Eric Recounts Leah Remini’s “Abhorrent” Abuse of His Pregnant Wife
The husband of Leah Remini’s best friend and business partner describes Remini’s outbursts of verbal abuse aimed at his pregnant wife.
TRANSCRIPT:
Leah was famous for, you know, for psychological slash verbal abuse to my wife who was nine months pregnant. It was the most horrific experience of my existence.
To see another human being scream at a pregnant woman, nine months pregnant, ready to have a baby at any moment of, “You’re doing a crappy job. You don’t know what you’re doing.

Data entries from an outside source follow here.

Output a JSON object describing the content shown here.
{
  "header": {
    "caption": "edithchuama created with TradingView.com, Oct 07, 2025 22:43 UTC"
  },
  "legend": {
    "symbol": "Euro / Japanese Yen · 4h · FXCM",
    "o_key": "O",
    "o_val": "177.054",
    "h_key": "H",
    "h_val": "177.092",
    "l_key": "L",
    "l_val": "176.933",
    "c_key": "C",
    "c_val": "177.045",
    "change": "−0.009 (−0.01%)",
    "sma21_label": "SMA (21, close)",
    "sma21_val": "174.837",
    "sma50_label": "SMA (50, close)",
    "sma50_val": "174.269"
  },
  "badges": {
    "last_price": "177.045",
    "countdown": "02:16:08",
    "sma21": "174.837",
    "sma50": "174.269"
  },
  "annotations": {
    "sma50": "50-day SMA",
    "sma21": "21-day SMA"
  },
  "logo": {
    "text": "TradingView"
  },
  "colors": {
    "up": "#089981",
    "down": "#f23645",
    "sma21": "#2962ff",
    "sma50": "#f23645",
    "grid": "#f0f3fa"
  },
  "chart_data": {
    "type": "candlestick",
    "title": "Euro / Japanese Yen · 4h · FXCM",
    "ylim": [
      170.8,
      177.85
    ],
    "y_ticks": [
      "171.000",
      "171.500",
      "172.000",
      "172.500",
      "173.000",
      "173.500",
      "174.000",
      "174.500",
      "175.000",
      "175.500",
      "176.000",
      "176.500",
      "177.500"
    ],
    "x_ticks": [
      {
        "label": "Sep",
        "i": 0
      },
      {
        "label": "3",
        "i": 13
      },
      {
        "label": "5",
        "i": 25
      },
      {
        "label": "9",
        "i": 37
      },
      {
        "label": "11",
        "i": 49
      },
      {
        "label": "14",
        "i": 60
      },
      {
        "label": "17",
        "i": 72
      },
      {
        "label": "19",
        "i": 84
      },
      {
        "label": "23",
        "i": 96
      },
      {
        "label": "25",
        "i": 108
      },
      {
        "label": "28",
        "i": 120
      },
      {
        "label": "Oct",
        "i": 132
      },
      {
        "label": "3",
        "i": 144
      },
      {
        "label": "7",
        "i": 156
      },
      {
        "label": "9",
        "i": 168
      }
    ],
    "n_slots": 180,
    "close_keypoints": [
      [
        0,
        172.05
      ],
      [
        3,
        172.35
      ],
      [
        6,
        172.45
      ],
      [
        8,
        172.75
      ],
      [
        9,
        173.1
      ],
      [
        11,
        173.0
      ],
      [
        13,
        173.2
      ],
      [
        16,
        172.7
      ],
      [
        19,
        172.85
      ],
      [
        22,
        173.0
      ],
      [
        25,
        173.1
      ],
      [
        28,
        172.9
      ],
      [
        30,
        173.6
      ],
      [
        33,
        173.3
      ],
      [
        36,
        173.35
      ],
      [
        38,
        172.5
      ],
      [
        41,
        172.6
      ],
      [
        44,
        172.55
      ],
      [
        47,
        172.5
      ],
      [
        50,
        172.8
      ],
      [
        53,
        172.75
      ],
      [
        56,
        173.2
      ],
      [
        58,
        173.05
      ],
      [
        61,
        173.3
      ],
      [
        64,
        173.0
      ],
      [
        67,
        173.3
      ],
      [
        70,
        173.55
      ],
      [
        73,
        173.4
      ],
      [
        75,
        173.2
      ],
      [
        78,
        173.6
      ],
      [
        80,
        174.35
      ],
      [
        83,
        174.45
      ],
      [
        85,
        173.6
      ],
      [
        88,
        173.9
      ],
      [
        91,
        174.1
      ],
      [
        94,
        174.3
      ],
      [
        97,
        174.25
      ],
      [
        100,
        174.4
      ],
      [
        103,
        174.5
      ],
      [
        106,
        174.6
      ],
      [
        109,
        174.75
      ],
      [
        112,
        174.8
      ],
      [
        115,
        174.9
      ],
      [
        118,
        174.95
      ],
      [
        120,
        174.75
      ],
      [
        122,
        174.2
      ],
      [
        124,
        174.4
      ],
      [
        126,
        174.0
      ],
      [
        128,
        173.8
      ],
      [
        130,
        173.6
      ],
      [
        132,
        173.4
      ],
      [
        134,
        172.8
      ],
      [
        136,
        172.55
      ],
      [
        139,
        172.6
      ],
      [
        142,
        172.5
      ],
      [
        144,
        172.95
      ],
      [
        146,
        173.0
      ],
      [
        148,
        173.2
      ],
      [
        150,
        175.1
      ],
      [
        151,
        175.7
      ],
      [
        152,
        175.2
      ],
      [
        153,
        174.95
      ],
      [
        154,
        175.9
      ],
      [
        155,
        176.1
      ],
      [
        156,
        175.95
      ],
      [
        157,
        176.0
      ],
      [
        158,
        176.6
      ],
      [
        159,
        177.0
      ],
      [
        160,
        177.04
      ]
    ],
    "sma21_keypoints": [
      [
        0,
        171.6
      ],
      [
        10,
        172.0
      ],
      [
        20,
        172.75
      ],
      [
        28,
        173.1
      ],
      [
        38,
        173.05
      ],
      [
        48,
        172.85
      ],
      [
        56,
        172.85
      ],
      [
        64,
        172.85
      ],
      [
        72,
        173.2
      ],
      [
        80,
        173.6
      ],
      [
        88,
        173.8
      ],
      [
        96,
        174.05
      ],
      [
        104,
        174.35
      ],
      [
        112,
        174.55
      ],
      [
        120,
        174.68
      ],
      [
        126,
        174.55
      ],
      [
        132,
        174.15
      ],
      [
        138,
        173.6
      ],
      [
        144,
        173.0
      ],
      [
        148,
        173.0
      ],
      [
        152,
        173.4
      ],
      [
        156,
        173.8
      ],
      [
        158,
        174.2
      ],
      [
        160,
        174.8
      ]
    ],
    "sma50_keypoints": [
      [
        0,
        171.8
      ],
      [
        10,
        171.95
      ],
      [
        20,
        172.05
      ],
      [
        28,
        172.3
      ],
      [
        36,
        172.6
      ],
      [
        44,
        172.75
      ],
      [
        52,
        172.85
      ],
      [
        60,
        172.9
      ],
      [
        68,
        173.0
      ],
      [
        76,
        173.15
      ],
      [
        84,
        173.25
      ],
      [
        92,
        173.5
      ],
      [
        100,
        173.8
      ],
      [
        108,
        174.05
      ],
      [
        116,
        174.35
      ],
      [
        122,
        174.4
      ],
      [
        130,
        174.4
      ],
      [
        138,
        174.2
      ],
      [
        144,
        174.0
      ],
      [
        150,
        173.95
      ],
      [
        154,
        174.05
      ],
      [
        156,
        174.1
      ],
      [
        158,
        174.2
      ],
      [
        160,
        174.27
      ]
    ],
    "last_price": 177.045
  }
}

You’re a stupid person. Get out of my house. Get out of my life. Go away, do whatever. Just don’t do it around me right now because you’re stupid and you’re pregnant.”
And that’s Leah Remini in a nutshell of how she treated my wife when she was pregnant—when she was, you know, nine months pregnant, ready to have a baby at any given moment. And, it’s abhorrent. It’s the only word for it.
When my wife—her mother was passing away, she was in that, you know, state of “I’m going to check out pretty soon,” which is very sad and unfortunate. Obviously my wife was devastated. My wife was also very pregnant at the time and Melinda’s sister was also around who also worked for Leah as an assistant. And they were going to the hospital on a daily basis to check in with their mother and make sure everything was okay.
Leah would go out of her way to make my wife and my wife’s sister feel stupid for not doing their normal, day-to-day, routine jobs with a smile on their face. She would make them both cry. She would make them both completely aggravated, make them feel horrible about themselves and about just being in general. I mean, your mother’s dying. You need a moment to take a break, to take a breath, to do whatever. You don’t need the person that you’re working for to step all over you and make you feel stupid about every move that you’re making.
This got so bad that upon my mother-in-law’s death, we were at the hospital, they were at the hospital. I was unfortunately a little bit late to the hospital so I missed the actual passing, which obviously I regret.
My wife and her sister and the rest of their family didn’t miss that and they saw this horrible event take place and, you know, that happened. We all came back to my house and, you know, everybody is obviously upset and doing what they’re doing. And Leah comes over to my house—the house that also she hated for no apparent reason. That’s a different story for maybe a little bit later.
She came in and at first was consoling and kind of did the right thing but quickly she turned into the evil person she is. And she started screaming at my wife about some work-related issue, something to do with—I don’t even know what—it just kind of went beyond me that how could she do this at this moment? How does another human do this? And then she looked at Melinda’s sister, my wife’s sister, who worked for her as an assistant, and started yelling at her. And screaming at her about the fact that she forgot to do a simple task at work earlier that day before her mother had passed away.
The simple task was to upload music on her daughter’s iPod. To put music onto an iPod, so that after daycare is over, little Miss Sofia can go dance and sing with mommy. And she screamed at her to the point of me having to excuse her out of my house to say, “Leah, I think you need to leave. You need to go now.”
Look, there is something I missed on this whole issue. She—my wife and I had had our second child and she decided one day to send me an email, Leah did, about how awful my wife was during the whole, entire pregnancy. Just two page email—I still have it—of how terrible my wife was while she was pregnant. The horrible things she did while she worked for her, while she was pregnant. Just, you know, the crying, the waste of time, you know, just on and on. And then really the last couple paragraphs are how bad she is and how I—she couldn’t believe that I could stay married to such a person; that I should absolutely, without a doubt, just leave her, because she’s an awful human being. This is her describing my wife of twenty-some-odd years at the time.
I was appalled by the communication. And what’s worse is a few weeks later, when she [Leah] was in a moment of upset, she decides to cop to the fact that she’s been jealous of the relationship because she knows she can never have that kind of thing. That we have true love and she doesn’t.